For the first time in 10 months, I’m not cruising around on autopilot. My planner isn’t bursting with sticky notes, schedules and coaches’ and athletes’ phone numbers.
Over the next two months, there won’t be any rivalry games, district tournaments or road trips across the state.
And I’m not quite sure how I feel about that. It’s a strange feeling not knowing what I’ll be covering three weeks from now.
Sure, I enjoy the break. It’s nice to take a step back and recuperate from the hectic grind of the prep seasons.
But, for the most part, summer is when the hard work really begins.
Another reporter asked me the other day how I find athletes now that the school year is officially over.
I thought about it for a second, chuckled to myself and realized it’s all about being creative.

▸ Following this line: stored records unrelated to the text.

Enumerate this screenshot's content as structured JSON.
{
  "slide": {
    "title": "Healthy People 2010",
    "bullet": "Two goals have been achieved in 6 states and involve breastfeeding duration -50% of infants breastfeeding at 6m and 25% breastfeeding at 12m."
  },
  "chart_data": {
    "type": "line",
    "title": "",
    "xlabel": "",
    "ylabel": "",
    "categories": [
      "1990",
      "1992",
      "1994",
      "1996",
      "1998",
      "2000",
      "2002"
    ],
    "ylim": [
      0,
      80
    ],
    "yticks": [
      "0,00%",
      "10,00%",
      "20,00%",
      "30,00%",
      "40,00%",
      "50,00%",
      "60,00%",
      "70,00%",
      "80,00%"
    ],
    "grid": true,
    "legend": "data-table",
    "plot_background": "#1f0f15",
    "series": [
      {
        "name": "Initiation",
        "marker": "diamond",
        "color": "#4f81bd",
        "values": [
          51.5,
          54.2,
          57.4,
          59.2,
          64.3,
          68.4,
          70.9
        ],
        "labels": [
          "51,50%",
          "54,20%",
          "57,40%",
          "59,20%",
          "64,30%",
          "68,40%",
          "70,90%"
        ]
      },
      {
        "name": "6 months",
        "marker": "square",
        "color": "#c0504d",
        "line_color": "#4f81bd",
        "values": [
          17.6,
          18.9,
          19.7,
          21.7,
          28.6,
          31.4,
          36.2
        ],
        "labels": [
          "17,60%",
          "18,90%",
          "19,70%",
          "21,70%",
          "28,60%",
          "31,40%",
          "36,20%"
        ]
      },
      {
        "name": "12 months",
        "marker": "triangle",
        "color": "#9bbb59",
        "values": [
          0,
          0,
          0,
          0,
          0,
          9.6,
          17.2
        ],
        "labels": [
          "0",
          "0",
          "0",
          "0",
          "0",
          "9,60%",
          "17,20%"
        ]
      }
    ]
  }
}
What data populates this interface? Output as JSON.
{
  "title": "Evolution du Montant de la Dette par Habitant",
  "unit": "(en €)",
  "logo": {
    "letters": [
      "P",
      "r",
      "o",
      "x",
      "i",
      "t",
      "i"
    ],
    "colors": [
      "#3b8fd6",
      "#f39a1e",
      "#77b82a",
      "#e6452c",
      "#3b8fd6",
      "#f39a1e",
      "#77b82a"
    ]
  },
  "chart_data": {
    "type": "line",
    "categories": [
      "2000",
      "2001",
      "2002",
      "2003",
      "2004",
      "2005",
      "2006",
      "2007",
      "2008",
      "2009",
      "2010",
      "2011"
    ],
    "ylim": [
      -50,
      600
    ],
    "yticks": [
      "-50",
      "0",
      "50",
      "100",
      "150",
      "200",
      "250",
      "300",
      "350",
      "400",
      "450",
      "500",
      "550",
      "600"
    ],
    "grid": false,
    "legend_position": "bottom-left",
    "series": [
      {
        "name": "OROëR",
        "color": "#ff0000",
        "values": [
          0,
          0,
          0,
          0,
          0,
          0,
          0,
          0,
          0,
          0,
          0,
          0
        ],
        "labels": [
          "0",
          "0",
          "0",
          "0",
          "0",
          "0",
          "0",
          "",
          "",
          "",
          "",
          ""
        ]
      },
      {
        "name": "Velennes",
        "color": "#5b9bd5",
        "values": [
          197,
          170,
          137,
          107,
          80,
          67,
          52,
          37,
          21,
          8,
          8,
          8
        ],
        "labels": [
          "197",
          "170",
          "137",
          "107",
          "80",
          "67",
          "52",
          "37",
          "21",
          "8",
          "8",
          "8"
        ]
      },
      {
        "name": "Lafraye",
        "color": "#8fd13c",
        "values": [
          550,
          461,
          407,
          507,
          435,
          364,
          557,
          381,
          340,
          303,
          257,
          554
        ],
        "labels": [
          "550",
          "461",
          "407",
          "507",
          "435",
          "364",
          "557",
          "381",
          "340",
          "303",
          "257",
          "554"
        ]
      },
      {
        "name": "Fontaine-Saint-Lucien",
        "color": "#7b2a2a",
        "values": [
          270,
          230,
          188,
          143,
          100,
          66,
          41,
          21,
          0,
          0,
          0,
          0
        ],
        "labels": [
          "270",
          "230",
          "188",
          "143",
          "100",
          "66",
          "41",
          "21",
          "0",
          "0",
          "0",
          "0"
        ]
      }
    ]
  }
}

Summer is the one time of the year when I actually have the time to think outside the box or to begin to tackle those in-depth stories I’ve been meaning to start.
It’s a chance for me to go out to the youth baseball and soccer fields and actually just sit and watch what’s going on, both on and off of the field, without having to focus solely on taking notes, keeping score or capturing the play of the game.
Of course there are those games and tournaments, such as the Little League All-Star tournaments, which are already set in stone and provide some sense of stability and certainty into my daily routine — well, unless a summer thunderstorm rolls through — and then all bets are off.
Summer — it’s a change of pace. A welcome one, but a change of pace, nonetheless.